1) Paul never wrote his letters thinking they would become the word of God, nor would he have considered the word anything other than the Hebrew Bible. And here are some other considerations: a) Paul did not want to write his letters, but was forced to in order to defend against attacks by his fellow Apostles on his ministry when absent from his churches. b) In the case of the conflict in Corinth, and his other correspondence, at times he wrote multiple letters that were later condensed into one letter, where passages were added or removed, according to those who copied them. And c) Paul's "new" revelation, regarding a new gospel to the Gentiles that informs his later writings was not something found in the Hebrew Scriptures (book), at least not according to the other followers of Jesus.

2) As for the divine guidance over human agency, a) We know Paul's letters are not all in the New Testament canon (Laodicea) and c) Paul's letters were only given their present status after the Fall of Jerusalem and the loss of the Jewish Christian legacy- in other words by default. Now, if a fundamentalist still desired to argue the point about divine providence, one could say that in light of, or in spite of, these human motives, mishaps, and events in history, God used them as agency for this divine purpose. Well, you could too. But, this might border on the same logic that claims God creates hurricanes and tsunamis in order to teach people lessons? Perhaps, when a group of children find unique shells on the beachfront after the terror has passed, it is a revelation of the beauty of the ocean.

In summary, to be human, even if one believes humans to be partly divine by God's creation or Gods intervention, is to be just that, human. If we are free, as the Christian faith teaches, and capable of reason, as most would agree, then our choices play a bigger role than historically assumed in a Fundamentalist worldview. We are much more responsible. No easy passages to explain, but difficult interpretative facts we had to accept in the past regarding the origins of disease or the rotation of the earth around the Sun. And is not randomness part of our basic life experience?
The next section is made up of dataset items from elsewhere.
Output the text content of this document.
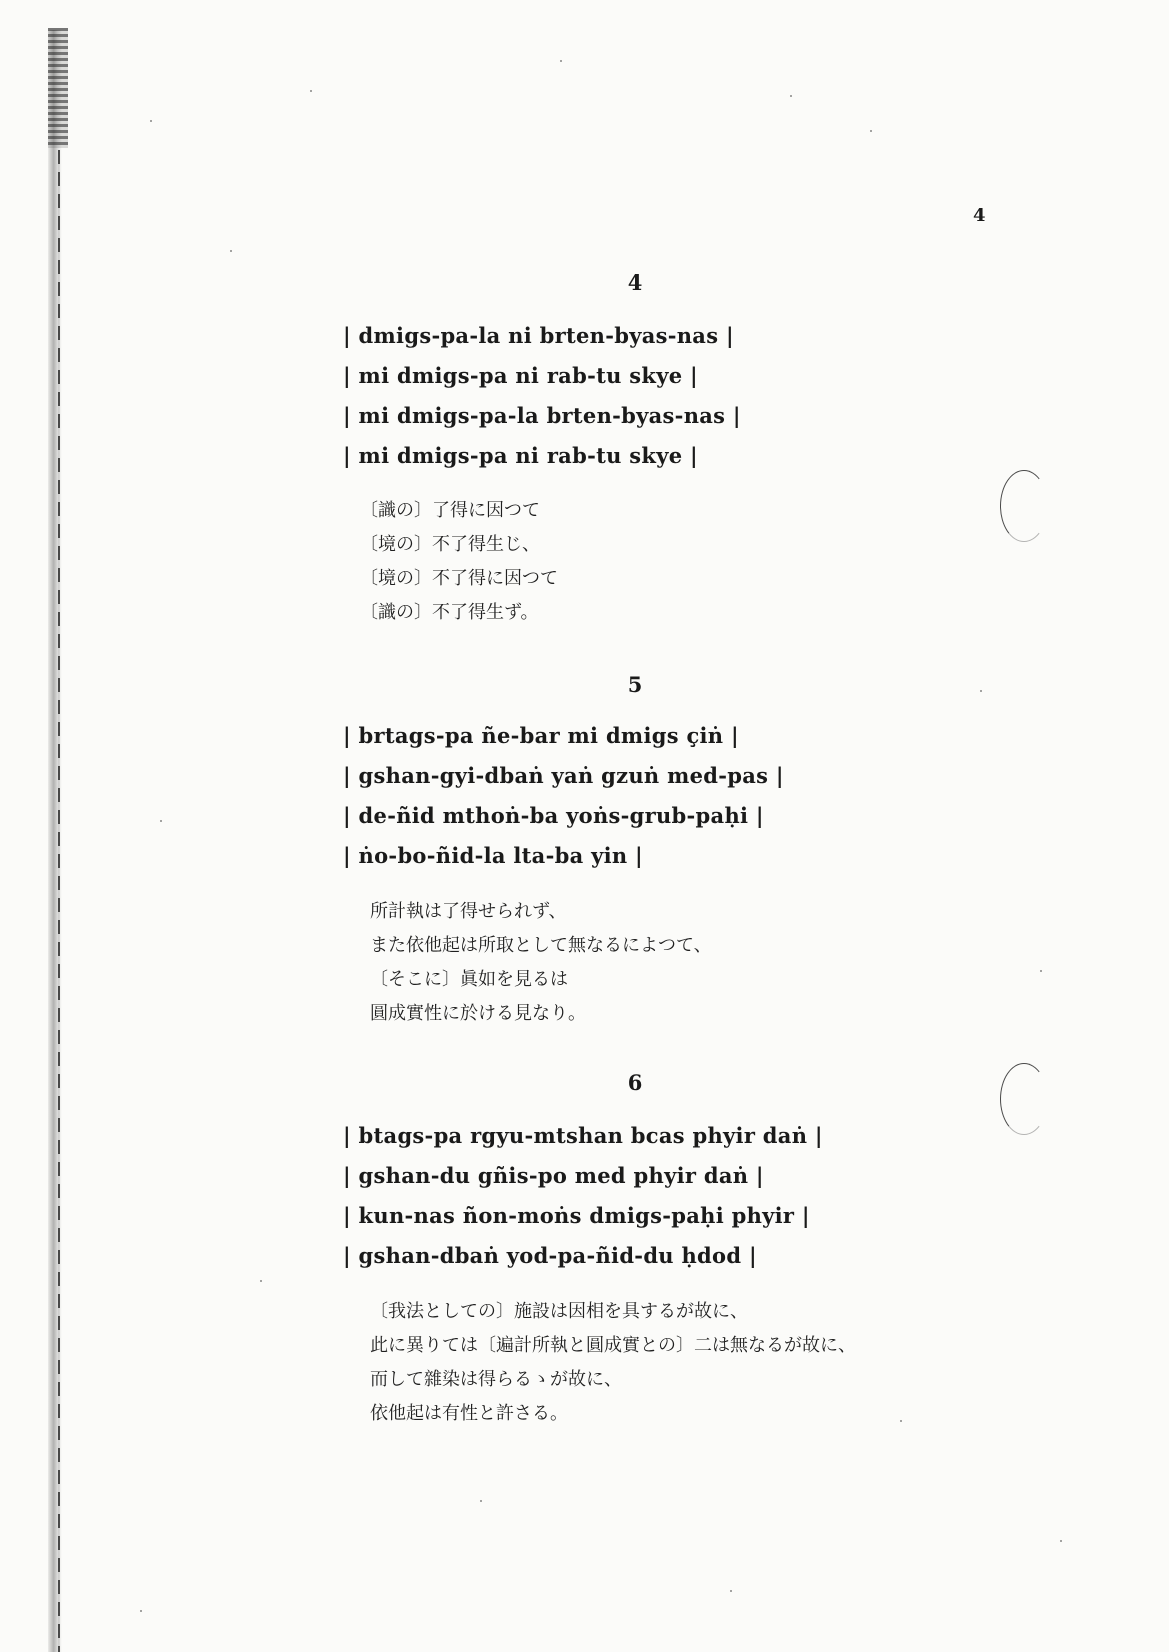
4
4
| dmigs-pa-la ni brten-byas-nas |
| mi dmigs-pa ni rab-tu skye |
| mi dmigs-pa-la brten-byas-nas |
| mi dmigs-pa ni rab-tu skye |
〔識の〕了得に因つて
〔境の〕不了得生じ、
〔境の〕不了得に因つて
〔識の〕不了得生ず。
5
| brtags-pa ñe-bar mi dmigs çiṅ |
| gshan-gyi-dbaṅ yaṅ gzuṅ med-pas |
| de-ñid mthoṅ-ba yoṅs-grub-paḥi |
| ṅo-bo-ñid-la lta-ba yin |
所計執は了得せられず、
また依他起は所取として無なるによつて、
〔そこに〕眞如を見るは
圓成實性に於ける見なり。
6
| btags-pa rgyu-mtshan bcas phyir daṅ |
| gshan-du gñis-po med phyir daṅ |
| kun-nas ñon-moṅs dmigs-paḥi phyir |
| gshan-dbaṅ yod-pa-ñid-du ḥdod |
〔我法としての〕施設は因相を具するが故に、
此に異りては〔遍計所執と圓成實との〕二は無なるが故に、
而して雜染は得らるゝが故に、
依他起は有性と許さる。
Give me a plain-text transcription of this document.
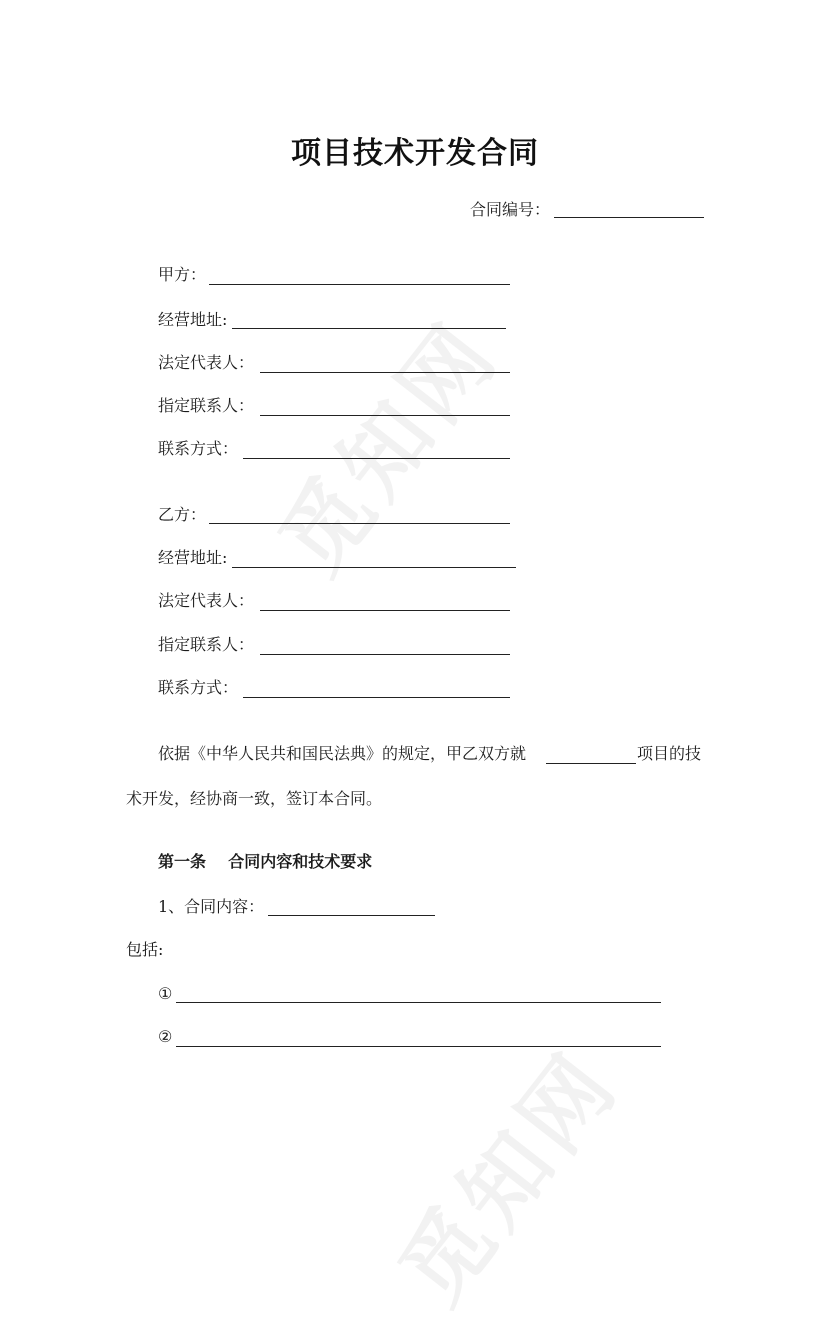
觅知网
觅知网
项目技术开发合同
合同编号：
甲方：
经营地址:
法定代表人：
指定联系人：
联系方式：
乙方：
经营地址:
法定代表人：
指定联系人：
联系方式：
依据《中华人民共和国民法典》的规定，甲乙双方就	项目的技
术开发，经协商一致，签订本合同。
第一条    合同内容和技术要求
1、合同内容：
包括:
①
②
When the fawn wanders onto the empty highway in the calm sunset, without any one around, before a tractor trailer races past, does this mean God intended it? Did human beings cause this? Was the fawn a fallen creature that deserved this? If one answers yes, I think that is the same thinking that potentially sweeps past the genocide to find Gods wisdom? Not that there is nothing to be learned from suffering, but that suffering always has an explanation, because a sacred book determines it so.

There are no divine projects without human ones, and while we can point to tradition or even sacred holy writ, Jesus seems to be warning to beware if you begin to think that in a holy book alone you have life, without also listening to the human cries behind that holy book.